Troubles booting a Cubox-i4P

Hi everyone. I’ve been using a Solidrun Cubox-i4P with 2 HDDs mounted as RAID1 since 2014 as a personal home server. The hardware is getting pretty old, but it is still serving my needs.

A couple days ago however, the machine started to reboot several times by itself around midnight. I didn’t find any concerning error messages in journald, just some pending sectors on one of the HDDs (which I believe are due to the abrupt reboot). I believed it was due to micro power outages from the electrical network, so after some days I turned it down for the night. When I tried to boot it in the morning, the machine started rebooting again and again, each time going a bit further in the process. Connected with the serial console, at first, it was just:

U-Boot 2021.10 (Jan 26 2022 - 12:00:00 +0000)

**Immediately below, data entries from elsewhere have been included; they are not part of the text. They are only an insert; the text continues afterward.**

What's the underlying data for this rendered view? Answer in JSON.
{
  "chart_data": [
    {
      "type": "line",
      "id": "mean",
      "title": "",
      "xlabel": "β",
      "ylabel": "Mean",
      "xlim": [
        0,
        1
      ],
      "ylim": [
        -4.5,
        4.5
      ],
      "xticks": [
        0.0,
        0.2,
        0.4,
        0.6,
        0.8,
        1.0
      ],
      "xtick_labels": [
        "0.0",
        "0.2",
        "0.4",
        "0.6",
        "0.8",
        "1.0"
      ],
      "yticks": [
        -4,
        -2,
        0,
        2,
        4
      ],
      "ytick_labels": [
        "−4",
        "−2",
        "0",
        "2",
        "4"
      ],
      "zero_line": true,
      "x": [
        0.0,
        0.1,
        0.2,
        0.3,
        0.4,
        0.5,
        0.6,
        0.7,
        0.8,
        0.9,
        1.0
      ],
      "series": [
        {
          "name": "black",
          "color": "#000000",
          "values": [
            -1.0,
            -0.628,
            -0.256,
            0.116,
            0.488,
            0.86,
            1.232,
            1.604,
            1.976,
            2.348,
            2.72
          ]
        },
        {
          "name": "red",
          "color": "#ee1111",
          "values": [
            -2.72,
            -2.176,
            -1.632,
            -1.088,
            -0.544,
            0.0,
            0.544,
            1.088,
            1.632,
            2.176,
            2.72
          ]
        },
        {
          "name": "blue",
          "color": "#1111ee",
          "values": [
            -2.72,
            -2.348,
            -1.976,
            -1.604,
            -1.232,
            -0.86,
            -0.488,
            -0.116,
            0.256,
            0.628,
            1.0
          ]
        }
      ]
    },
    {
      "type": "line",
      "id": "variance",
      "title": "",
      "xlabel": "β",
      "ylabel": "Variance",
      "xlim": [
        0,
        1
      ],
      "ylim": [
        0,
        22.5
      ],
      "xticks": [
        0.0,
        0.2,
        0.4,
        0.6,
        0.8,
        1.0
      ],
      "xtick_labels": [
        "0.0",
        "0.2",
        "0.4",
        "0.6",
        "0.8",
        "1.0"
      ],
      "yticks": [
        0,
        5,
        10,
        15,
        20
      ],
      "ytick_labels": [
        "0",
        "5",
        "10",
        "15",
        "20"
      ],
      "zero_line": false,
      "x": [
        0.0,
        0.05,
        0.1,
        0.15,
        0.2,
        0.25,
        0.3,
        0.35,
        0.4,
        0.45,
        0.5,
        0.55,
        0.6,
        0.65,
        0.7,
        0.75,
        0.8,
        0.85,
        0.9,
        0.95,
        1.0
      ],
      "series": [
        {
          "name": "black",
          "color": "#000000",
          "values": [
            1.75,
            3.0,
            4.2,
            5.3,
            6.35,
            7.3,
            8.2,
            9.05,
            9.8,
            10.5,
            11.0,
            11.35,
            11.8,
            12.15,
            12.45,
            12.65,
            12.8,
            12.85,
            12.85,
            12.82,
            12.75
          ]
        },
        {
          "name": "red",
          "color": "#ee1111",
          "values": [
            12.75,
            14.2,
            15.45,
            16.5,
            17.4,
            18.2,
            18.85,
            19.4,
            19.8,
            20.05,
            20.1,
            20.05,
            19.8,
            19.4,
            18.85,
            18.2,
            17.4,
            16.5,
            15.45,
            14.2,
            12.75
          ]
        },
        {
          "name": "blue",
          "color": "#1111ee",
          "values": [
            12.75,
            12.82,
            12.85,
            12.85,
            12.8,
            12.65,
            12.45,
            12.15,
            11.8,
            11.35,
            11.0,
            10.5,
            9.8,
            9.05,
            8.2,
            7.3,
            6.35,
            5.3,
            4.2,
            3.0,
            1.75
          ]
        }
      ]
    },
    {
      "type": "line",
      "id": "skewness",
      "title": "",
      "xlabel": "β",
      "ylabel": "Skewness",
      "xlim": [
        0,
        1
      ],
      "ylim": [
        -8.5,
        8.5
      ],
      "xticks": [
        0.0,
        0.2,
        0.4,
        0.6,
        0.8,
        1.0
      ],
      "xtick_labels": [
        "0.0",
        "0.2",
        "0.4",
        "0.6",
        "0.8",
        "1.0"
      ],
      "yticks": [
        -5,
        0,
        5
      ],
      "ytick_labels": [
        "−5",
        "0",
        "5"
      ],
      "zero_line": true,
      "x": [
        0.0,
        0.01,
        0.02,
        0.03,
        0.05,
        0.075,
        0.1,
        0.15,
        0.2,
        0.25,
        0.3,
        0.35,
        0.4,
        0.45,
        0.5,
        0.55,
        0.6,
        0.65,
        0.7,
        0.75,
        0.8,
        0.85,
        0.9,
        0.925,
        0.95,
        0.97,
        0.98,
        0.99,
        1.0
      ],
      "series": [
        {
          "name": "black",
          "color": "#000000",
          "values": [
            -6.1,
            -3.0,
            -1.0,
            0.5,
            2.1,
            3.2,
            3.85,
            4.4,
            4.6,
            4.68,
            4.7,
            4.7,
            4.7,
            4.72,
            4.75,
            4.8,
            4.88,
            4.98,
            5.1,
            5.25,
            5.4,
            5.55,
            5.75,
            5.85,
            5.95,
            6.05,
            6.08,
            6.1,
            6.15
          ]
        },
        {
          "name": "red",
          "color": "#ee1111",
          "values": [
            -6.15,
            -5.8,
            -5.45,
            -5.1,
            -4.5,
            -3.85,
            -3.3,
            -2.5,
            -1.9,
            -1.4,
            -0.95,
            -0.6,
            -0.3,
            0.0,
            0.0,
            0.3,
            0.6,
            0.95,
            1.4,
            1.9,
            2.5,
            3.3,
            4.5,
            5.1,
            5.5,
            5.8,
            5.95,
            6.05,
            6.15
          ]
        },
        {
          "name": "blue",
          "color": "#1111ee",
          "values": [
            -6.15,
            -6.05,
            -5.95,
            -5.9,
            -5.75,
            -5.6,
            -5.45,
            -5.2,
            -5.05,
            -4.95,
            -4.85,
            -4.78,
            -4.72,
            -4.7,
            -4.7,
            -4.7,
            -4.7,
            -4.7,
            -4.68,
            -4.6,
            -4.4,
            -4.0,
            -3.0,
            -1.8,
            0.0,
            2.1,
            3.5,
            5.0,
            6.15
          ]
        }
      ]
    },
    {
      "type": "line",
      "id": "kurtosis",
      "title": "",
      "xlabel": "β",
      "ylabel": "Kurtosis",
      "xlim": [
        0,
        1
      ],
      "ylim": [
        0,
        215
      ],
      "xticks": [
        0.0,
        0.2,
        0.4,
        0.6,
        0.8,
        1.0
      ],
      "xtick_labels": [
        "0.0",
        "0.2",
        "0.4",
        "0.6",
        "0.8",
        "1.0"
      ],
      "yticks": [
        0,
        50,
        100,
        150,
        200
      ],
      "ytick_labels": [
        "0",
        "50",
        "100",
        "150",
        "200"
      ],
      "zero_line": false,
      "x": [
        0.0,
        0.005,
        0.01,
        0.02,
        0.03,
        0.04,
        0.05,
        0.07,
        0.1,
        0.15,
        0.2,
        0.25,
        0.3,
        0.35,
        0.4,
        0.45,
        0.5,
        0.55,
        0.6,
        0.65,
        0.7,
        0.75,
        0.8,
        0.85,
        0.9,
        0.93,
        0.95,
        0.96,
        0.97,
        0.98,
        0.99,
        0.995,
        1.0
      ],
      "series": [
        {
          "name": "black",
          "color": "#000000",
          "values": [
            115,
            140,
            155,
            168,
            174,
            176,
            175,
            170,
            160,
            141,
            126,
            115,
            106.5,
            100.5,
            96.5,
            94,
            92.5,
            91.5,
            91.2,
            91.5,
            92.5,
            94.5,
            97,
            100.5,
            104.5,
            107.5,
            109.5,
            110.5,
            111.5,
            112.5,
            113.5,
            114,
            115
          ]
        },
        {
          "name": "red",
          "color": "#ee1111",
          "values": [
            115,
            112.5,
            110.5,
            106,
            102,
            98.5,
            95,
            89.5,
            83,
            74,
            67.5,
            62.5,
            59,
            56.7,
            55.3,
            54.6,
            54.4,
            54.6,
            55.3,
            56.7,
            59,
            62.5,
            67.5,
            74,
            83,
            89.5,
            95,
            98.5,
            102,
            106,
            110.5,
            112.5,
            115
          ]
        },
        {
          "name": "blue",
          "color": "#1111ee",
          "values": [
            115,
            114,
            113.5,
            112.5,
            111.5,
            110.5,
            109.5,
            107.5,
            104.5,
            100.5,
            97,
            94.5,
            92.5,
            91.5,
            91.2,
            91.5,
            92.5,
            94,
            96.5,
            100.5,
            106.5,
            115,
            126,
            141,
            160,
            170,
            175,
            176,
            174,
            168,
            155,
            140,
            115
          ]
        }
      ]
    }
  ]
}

in loop. Then, after a couple of minutes:

U-Boot 2021.10 (Jan 26 2022 - 12:00:00 +0000)

CPU:   Freescale i.MX6Q rev1.2 1200 MHz (running at 792 MHz)
CPU:   Extended Commercial temperature grade (-20C to 105C) at 37C
Reset cause: POR
Board: MX6 Cubox-i
DRAM:  2 GiB

U-Boot SPL 2021.10 (Jan 26 2022 - 12:00:00 +0000)
WDT:   Not found!
Trying to boot from MMC1

also in loop. Then, later, it was able to find the EFI partition, to start GRUB, then launch the Linux kernel, an then rebooted.

Then it went a bit further and started systemd, but then rebooted…

On and on, up to the point where the system was fully booted and stable (i.e., it doesn’t reboot anymore, at least for a couple of hours).

I checked the filesystem on the memory card with fsck.ext4 and it is clean; I forced the check to be sure, and searched bad sectors too (none found). I haven’t done any maintenance operation on the machine for weeks. A thing I haven’t try is to boot from a different memory card, but I don’t have one at hand.

I’m not sure if the several reboots at midnight are the same as this “reboot cascade,” given that in the former case the system was fully operational between boots (logs getting written, etc.). As a home server, the last (voluntary) reboot of the machine was maybe last year. The cascade of reboots is concerning, and never happened before.

I’m wondering if this may be the sign of great age (11 years, at least 7 years operating non-stop), and that the hardware is starting to fail. What do you think?

We have had customers running devices non-stop since we first started manufacturing them. I personally have a CuBox-i that has been running for over a decade. A couple of things to check. First, just feel the CuBox and see if it is running warmer than expected, Second it may be the power supply that is starting to fail rather than the system.

The memory card could be an issue, but if other devices are able to read it I kind of doubt it.

If you don’t mind I would recommend monitoring temperature, and possibly testing another power supply first.

I’ve to check again, but the temperature was around 55-60°C (this summer was quite hot). I cannot tell by touching the Cubox if it’s warmer than usual. I have a throttling daemon which adjusts the CPU frequency with the temperature. I read another post where the culprit was the power suply, so I’ll try to replace it.

I just replaced the power supply, and the Cubox successfully booted on the first try. Thanks for the good advice!